В этот миг раздался громкий крик: «Внимайте и слушайте!»

Разносясь по улицам, призыв этот повторялся раз за разом. Оба нищих пошли так быстро, как только позволяло положение, и вскоре оказались на небольшой площади. Далеко впереди возвышался длинный мост, а рядом с ними постепенно стала образовываться толпа — больше и больше с каждой минутой — люди выходили из дверей, группки выворачивали из всех переулков, весьма разношёрстные личности сбегались, сходились, сползались к площади со всех сторон. Не сговариваясь, оба нищих поспешили вслед за ними, оказавшись очень скоро в огромной толпе.

Подобно волнам, она бурлила и перекатывалась — от угла улицы до самого берега Сены.

Незнакомцы остановились позади, пропуская самых нетерпеливых и любопытных вперёд, и, хотя видеть главных действующих лиц не могли, голос глашатая всё же услышали:

— Двенадцатый месяц 1585 года! Да будет вам известно, жители Парижа! Его святейшество Папа издал Буллу. Отныне каждый католик свободен от присяги, данной Генриху Наваррскому. Святой церковью он признан еретиком. Он также лишён права наследовать трон, ибо лишь истинная вера может править нашим королевством. Наш добрый король с покорностью принял волю его святейшества Папы. Его величество издал эдикт. Отныне и навсегда, католическая вера является единственно истинной. Любая иная вера подлежит преследованию, а люди её исповедующие — смерти.

В то время как толпа разразилась восторженными криками, один из двух нищих исторг испуганный шёпот:

— Да убережёт нас матерь Божья! Бежим отсюда, Агриппа!

Его спутник наклонился и едва слышно прошептал:

— Да ты испугался. Не будь у тебя на физиономии этой грязи, я бы поклялся, что у тебя лицо стало зелёного цвета. Пусть вести и скверные, но присутствие духа терять не следует, иначе…

— Меня не это напугало, — раздался в ответ едва слышный дрожащий голос.

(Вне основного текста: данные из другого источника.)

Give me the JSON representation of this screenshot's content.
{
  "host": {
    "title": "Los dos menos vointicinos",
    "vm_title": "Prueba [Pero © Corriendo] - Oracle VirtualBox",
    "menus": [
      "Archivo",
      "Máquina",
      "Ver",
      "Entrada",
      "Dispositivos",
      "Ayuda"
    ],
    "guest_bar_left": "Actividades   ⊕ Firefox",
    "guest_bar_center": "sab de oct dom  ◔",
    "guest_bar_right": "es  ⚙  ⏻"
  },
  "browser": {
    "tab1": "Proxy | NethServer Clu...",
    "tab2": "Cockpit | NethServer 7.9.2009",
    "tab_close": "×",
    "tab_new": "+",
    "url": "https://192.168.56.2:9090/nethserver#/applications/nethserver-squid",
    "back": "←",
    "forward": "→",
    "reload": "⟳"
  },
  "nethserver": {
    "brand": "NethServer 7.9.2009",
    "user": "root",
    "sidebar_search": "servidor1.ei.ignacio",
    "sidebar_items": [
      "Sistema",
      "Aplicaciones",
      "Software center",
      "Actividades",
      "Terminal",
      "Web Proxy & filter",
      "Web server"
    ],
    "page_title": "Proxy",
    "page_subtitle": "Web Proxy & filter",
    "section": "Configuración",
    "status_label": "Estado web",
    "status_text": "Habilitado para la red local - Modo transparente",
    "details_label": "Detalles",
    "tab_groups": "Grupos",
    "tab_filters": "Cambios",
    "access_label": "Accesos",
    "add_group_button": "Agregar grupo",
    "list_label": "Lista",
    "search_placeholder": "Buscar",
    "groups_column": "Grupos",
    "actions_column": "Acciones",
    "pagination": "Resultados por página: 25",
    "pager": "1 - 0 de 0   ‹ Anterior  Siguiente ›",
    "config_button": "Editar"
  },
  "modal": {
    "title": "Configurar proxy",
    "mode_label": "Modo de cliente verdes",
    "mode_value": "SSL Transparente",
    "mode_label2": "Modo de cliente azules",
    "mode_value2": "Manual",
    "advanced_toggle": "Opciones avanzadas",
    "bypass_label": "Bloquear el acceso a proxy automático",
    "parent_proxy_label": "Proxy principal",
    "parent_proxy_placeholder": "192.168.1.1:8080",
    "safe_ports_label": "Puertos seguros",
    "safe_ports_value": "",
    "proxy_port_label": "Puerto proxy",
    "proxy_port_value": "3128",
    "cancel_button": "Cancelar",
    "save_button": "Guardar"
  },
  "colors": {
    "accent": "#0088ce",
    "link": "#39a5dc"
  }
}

— А что же? — Агриппа, с удивлением проследил за движением головы своего спутника. Тот указывал на двух монахов, что ехали впереди на мулах. — И что в них такого ужасающего?

— Перстень на левой руке. Я увидел его, когда он дёрнул поводья. Рукав рясы сполз… И перстень, перстень у него на пальце, понимаешь?!.

— Перстень у монаха… странно, но уж никак не опасно…

— Ты не понимаешь, Агриппа, — вновь послышался смятенный шёпот. — Перстень не обычный.

Золотой круг. На нём три драгоценных, круглых камня: белый, голубой и красный. Это знак.





Такой перстень может носить лишь один человек… — голос стал едва слышен, — «Чёрный Папа».

— Верно, ты ошибся…

— Клянусь тебе, Агриппа, это он! Бежим отсюда. Бежим скорее!..

— Напротив. Последуем за ним, если это действительно он. Надо выяснить, что за дела привели его в Париж.

— Ни за что на свете. Лучше уж эти мерзкие улицы и эта вонючая одежда. Это верная смерть, Агриппа. Его всегда сопровождают. Несколько человек следят за всем, что происходит в непосредственной близости от него. Нет, даже не проси!..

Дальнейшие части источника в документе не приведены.